Slowenien beendet Notstand offiziell

In Slowenien ist der Corona-Notstand offiziell beendet. Am gestrigen Dienstag ist der im Oktober 2020 ausgerufene epidemiologischen Ausnahmezustand nach acht Monaten ausgelaufen. Alle bisherigen Corona-Restriktionen bleiben trotzdem bestehen. So gibt es nach wie vor die Maskenpflicht in geschlossenen Räumen und den vorgeschriebenen Mindestabstand von 1,5 Metern. In Gastronomie und Tourismus gilt weiterhin die „3-G-Regel“.

red/Agenturen

Um in einer Bar oder in einem Restaurant die Innerräume benützen zu können, müssen Gäste den Nachweis einer Impfung, Testung oder Genesung haben.

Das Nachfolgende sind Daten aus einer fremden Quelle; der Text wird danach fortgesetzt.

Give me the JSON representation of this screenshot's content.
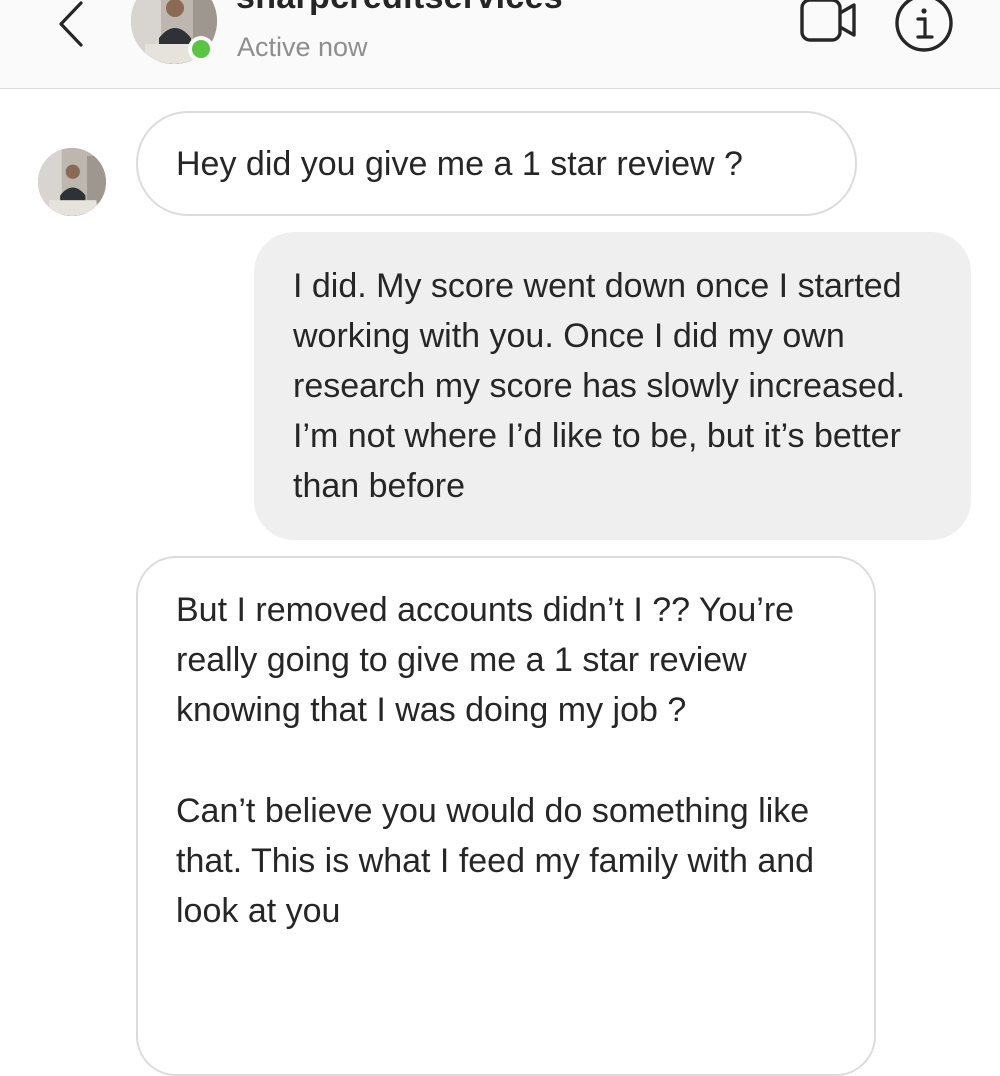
{
  "header": {
    "username": "sharpcreditservices",
    "status": "Active now",
    "back_icon": "chevron-left-icon",
    "video_icon": "video-camera-icon",
    "info_icon": "info-icon"
  },
  "colors": {
    "online": "#5ac545",
    "incoming_border": "#dcdcdc",
    "outgoing_bg": "#efefef",
    "text": "#262626",
    "muted": "#8e8e8e"
  },
  "messages": [
    {
      "direction": "incoming",
      "text": "Hey did you give me a 1 star review ?"
    },
    {
      "direction": "outgoing",
      "text": "I did. My score went down once I started working with you. Once I did my own research my score has slowly increased. I’m not where I’d like to be, but it’s better than before"
    },
    {
      "direction": "incoming",
      "paragraphs": [
        "But I removed accounts didn’t I ?? You’re really going to give me a 1 star review knowing that I was doing my job ?",
        "Can’t believe you would do something like that. This is what I feed my family with and look at you"
      ]
    }
  ]
}
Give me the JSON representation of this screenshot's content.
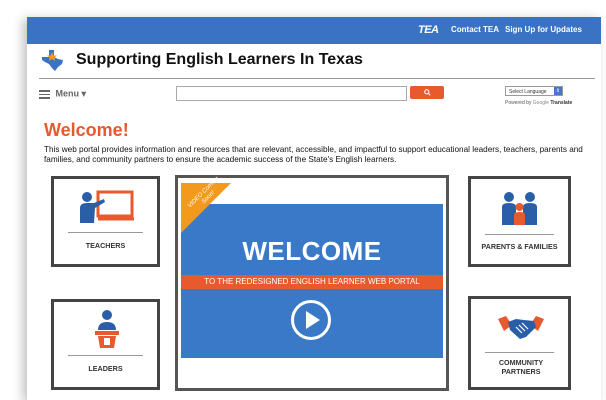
{
  "topbar": {
    "logo_text": "TEA",
    "links": [
      "Contact TEA",
      "Sign Up for Updates"
    ]
  },
  "header": {
    "site_title": "Supporting English Learners In Texas"
  },
  "nav": {
    "menu_label": "Menu",
    "search_button_icon": "search-icon",
    "language_select_value": "Select Language",
    "powered_by": "Powered by",
    "google": "Google",
    "translate": "Translate"
  },
  "welcome": {
    "heading": "Welcome!",
    "intro": "This web portal provides information and resources that are relevant, accessible, and impactful to support educational leaders, teachers, parents and families, and community partners to ensure the academic success of the State's English learners."
  },
  "cards": {
    "teachers": "TEACHERS",
    "leaders": "LEADERS",
    "parents": "PARENTS & FAMILIES",
    "community": "COMMUNITY PARTNERS"
  },
  "video": {
    "ribbon": "VIDEO Coming Soon!",
    "title": "WELCOME",
    "subtitle": "TO THE REDESIGNED ENGLISH LEARNER WEB PORTAL"
  },
  "colors": {
    "topbar": "#3a73c4",
    "accent": "#e8592d",
    "video_bg": "#3a79c7",
    "ribbon": "#f39a1e"
  }
}
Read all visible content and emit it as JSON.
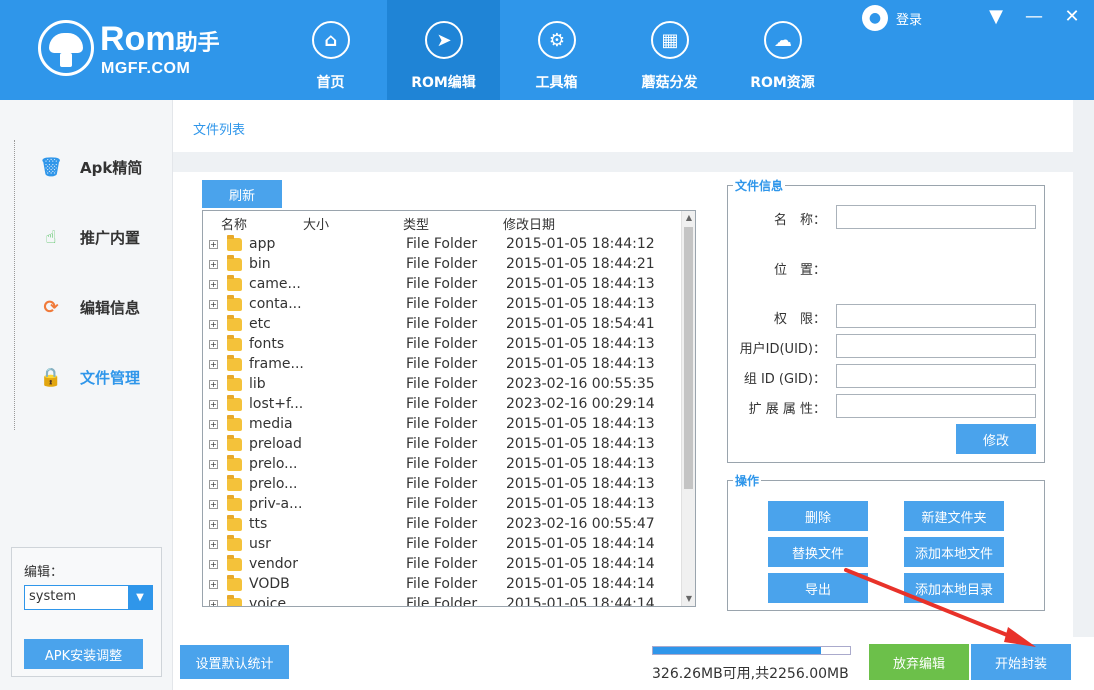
{
  "header": {
    "logo_brand": "Rom",
    "logo_brand_cn": "助手",
    "logo_domain": "MGFF.COM",
    "login_label": "登录",
    "nav": [
      {
        "label": "首页",
        "icon": "home-icon",
        "glyph": "⌂"
      },
      {
        "label": "ROM编辑",
        "icon": "cursor-icon",
        "glyph": "➤"
      },
      {
        "label": "工具箱",
        "icon": "gear-icon",
        "glyph": "⚙"
      },
      {
        "label": "蘑菇分发",
        "icon": "grid-icon",
        "glyph": "▦"
      },
      {
        "label": "ROM资源",
        "icon": "cloud-icon",
        "glyph": "☁"
      }
    ],
    "active_nav": 1
  },
  "sidebar": {
    "items": [
      {
        "label": "Apk精简",
        "icon": "trash-icon",
        "glyph": "🗑",
        "color": "#2f96ea"
      },
      {
        "label": "推广内置",
        "icon": "touch-icon",
        "glyph": "☝",
        "color": "#4cbf5a"
      },
      {
        "label": "编辑信息",
        "icon": "refresh-icon",
        "glyph": "⟳",
        "color": "#f07a3a"
      },
      {
        "label": "文件管理",
        "icon": "lock-icon",
        "glyph": "🔒",
        "color": "#4cbf8a"
      }
    ],
    "active_item": 3,
    "edit_label": "编辑：",
    "edit_value": "system",
    "apk_button": "APK安装调整"
  },
  "main": {
    "title": "文件列表",
    "refresh_button": "刷新",
    "columns": {
      "name": "名称",
      "size": "大小",
      "type": "类型",
      "date": "修改日期"
    },
    "rows": [
      {
        "name": "app",
        "type": "File Folder",
        "date": "2015-01-05 18:44:12"
      },
      {
        "name": "bin",
        "type": "File Folder",
        "date": "2015-01-05 18:44:21"
      },
      {
        "name": "came...",
        "type": "File Folder",
        "date": "2015-01-05 18:44:13"
      },
      {
        "name": "conta...",
        "type": "File Folder",
        "date": "2015-01-05 18:44:13"
      },
      {
        "name": "etc",
        "type": "File Folder",
        "date": "2015-01-05 18:54:41"
      },
      {
        "name": "fonts",
        "type": "File Folder",
        "date": "2015-01-05 18:44:13"
      },
      {
        "name": "frame...",
        "type": "File Folder",
        "date": "2015-01-05 18:44:13"
      },
      {
        "name": "lib",
        "type": "File Folder",
        "date": "2023-02-16 00:55:35"
      },
      {
        "name": "lost+f...",
        "type": "File Folder",
        "date": "2023-02-16 00:29:14"
      },
      {
        "name": "media",
        "type": "File Folder",
        "date": "2015-01-05 18:44:13"
      },
      {
        "name": "preload",
        "type": "File Folder",
        "date": "2015-01-05 18:44:13"
      },
      {
        "name": "prelo...",
        "type": "File Folder",
        "date": "2015-01-05 18:44:13"
      },
      {
        "name": "prelo...",
        "type": "File Folder",
        "date": "2015-01-05 18:44:13"
      },
      {
        "name": "priv-a...",
        "type": "File Folder",
        "date": "2015-01-05 18:44:13"
      },
      {
        "name": "tts",
        "type": "File Folder",
        "date": "2023-02-16 00:55:47"
      },
      {
        "name": "usr",
        "type": "File Folder",
        "date": "2015-01-05 18:44:14"
      },
      {
        "name": "vendor",
        "type": "File Folder",
        "date": "2015-01-05 18:44:14"
      },
      {
        "name": "VODB",
        "type": "File Folder",
        "date": "2015-01-05 18:44:14"
      },
      {
        "name": "voice",
        "type": "File Folder",
        "date": "2015-01-05 18:44:14"
      }
    ],
    "file_info": {
      "legend": "文件信息",
      "fields": [
        {
          "label": "名　称：",
          "has_input": true,
          "value": ""
        },
        {
          "label": "位　置：",
          "has_input": false,
          "value": ""
        },
        {
          "label": "权　限：",
          "has_input": true,
          "value": ""
        },
        {
          "label": "用户ID(UID)：",
          "has_input": true,
          "value": ""
        },
        {
          "label": "组 ID (GID)：",
          "has_input": true,
          "value": ""
        },
        {
          "label": "扩 展 属 性：",
          "has_input": true,
          "value": ""
        }
      ],
      "modify_button": "修改"
    },
    "operations": {
      "legend": "操作",
      "buttons": [
        "删除",
        "新建文件夹",
        "替换文件",
        "添加本地文件",
        "导出",
        "添加本地目录"
      ]
    }
  },
  "bottom": {
    "stats_button": "设置默认统计",
    "storage_fraction": 0.855,
    "storage_text": "326.26MB可用,共2256.00MB",
    "abandon_button": "放弃编辑",
    "package_button": "开始封装"
  },
  "colors": {
    "accent": "#2f96ea",
    "accent_dark": "#1f84d6",
    "green": "#6cc04a",
    "annotation_arrow": "#e8322a"
  }
}
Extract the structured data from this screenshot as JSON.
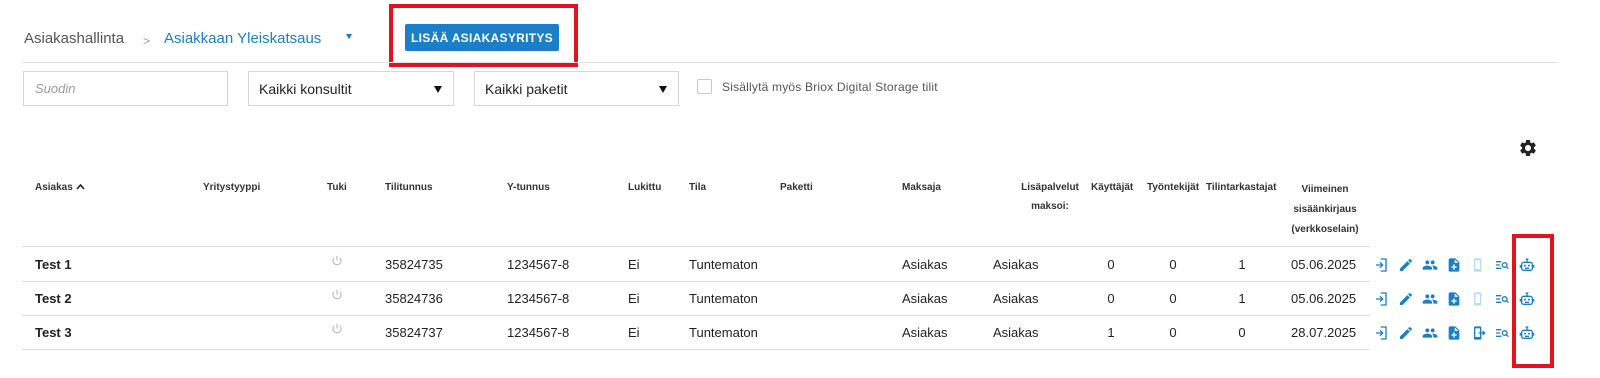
{
  "breadcrumb": {
    "root": "Asiakashallinta",
    "separator": ">",
    "current": "Asiakkaan Yleiskatsaus"
  },
  "toolbar": {
    "add_customer_label": "LISÄÄ ASIAKASYRITYS"
  },
  "filters": {
    "search_placeholder": "Suodin",
    "consultants_selected": "Kaikki konsultit",
    "packets_selected": "Kaikki paketit",
    "include_storage_label": "Sisällytä myös Briox Digital Storage tilit"
  },
  "table": {
    "headers": {
      "asiakas": "Asiakas",
      "yritystyyppi": "Yritystyyppi",
      "tuki": "Tuki",
      "tilitunnus": "Tilitunnus",
      "ytunnus": "Y-tunnus",
      "lukittu": "Lukittu",
      "tila": "Tila",
      "paketti": "Paketti",
      "maksaja": "Maksaja",
      "lisapalvelut_1": "Lisäpalvelut",
      "lisapalvelut_2": "maksoi:",
      "kayttajat": "Käyttäjät",
      "tyontekijat": "Työntekijät",
      "tilintarkastajat": "Tilintarkastajat",
      "viimeinen_1": "Viimeinen",
      "viimeinen_2": "sisäänkirjaus",
      "viimeinen_3": "(verkkoselain)"
    },
    "rows": [
      {
        "name": "Test 1",
        "account": "35824735",
        "business_id": "1234567-8",
        "locked": "Ei",
        "status": "Tuntematon",
        "payer": "Asiakas",
        "addons_paid_by": "Asiakas",
        "users": "0",
        "employees": "0",
        "auditors": "1",
        "last_login": "05.06.2025"
      },
      {
        "name": "Test 2",
        "account": "35824736",
        "business_id": "1234567-8",
        "locked": "Ei",
        "status": "Tuntematon",
        "payer": "Asiakas",
        "addons_paid_by": "Asiakas",
        "users": "0",
        "employees": "0",
        "auditors": "1",
        "last_login": "05.06.2025"
      },
      {
        "name": "Test 3",
        "account": "35824737",
        "business_id": "1234567-8",
        "locked": "Ei",
        "status": "Tuntematon",
        "payer": "Asiakas",
        "addons_paid_by": "Asiakas",
        "users": "1",
        "employees": "0",
        "auditors": "0",
        "last_login": "28.07.2025"
      }
    ],
    "row_icons": [
      "login-icon",
      "edit-icon",
      "users-icon",
      "add-document-icon",
      "mobile-logout-icon",
      "search-list-icon",
      "robot-icon"
    ]
  },
  "colors": {
    "accent": "#1a7fc7",
    "highlight": "#e0141e",
    "icon_disabled": "#b9dbf2"
  }
}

Das gilt auch für touristische Unterkünfte, Casinos, Messen- und Kongressveranstaltungen und Thermalbäder. Für Minderjährige gilt die „3-G-Regel“ nicht, allerdings nur dann, wenn sie in Begleitung von erwachsenen Familienmitgliedern sind.

In Geschäften, bei Dienstleistern, bei öffentlichen Versammlungen, in Kultureinrichtungen, bei Gottesdiensten und Sportveranstaltungen bleibt die Personenbegrenzung (ein Person auf zehn Quadratmeter Fläche) bestehen. Kultur- und Sporteinrichtungen sowie Unterkünfte dürfen ihre Kapazitäten bis zu 75 Prozent belegen. Das Ende des Notstands hat hingegen Auswirkungen auf die Corona-Finanzhilfen.

Über ein Viertel geimpft

In der Corona-Pandemie hat Slowenien den epidemiologischen Ausnahmezustand zweimal ausgerufen. Das erste Mal zwischen 12. März und 31. Mai 2020, das zweite Mal dauerte er vom 19. Oktober 2020 bis 15. Juni 2021.

In dem Zwei-Millionen-Land sind laut offiziellen Daten bisher 26,5 Prozent der Bevölkerung vollständig geimpft. Die 14-Tage-Inzidenz pro 100.000 Einwohner beträgt derzeit 108,4, geht aus der slowenischen Tracker-Seite „covid-19.sledilnik.org“ hervor.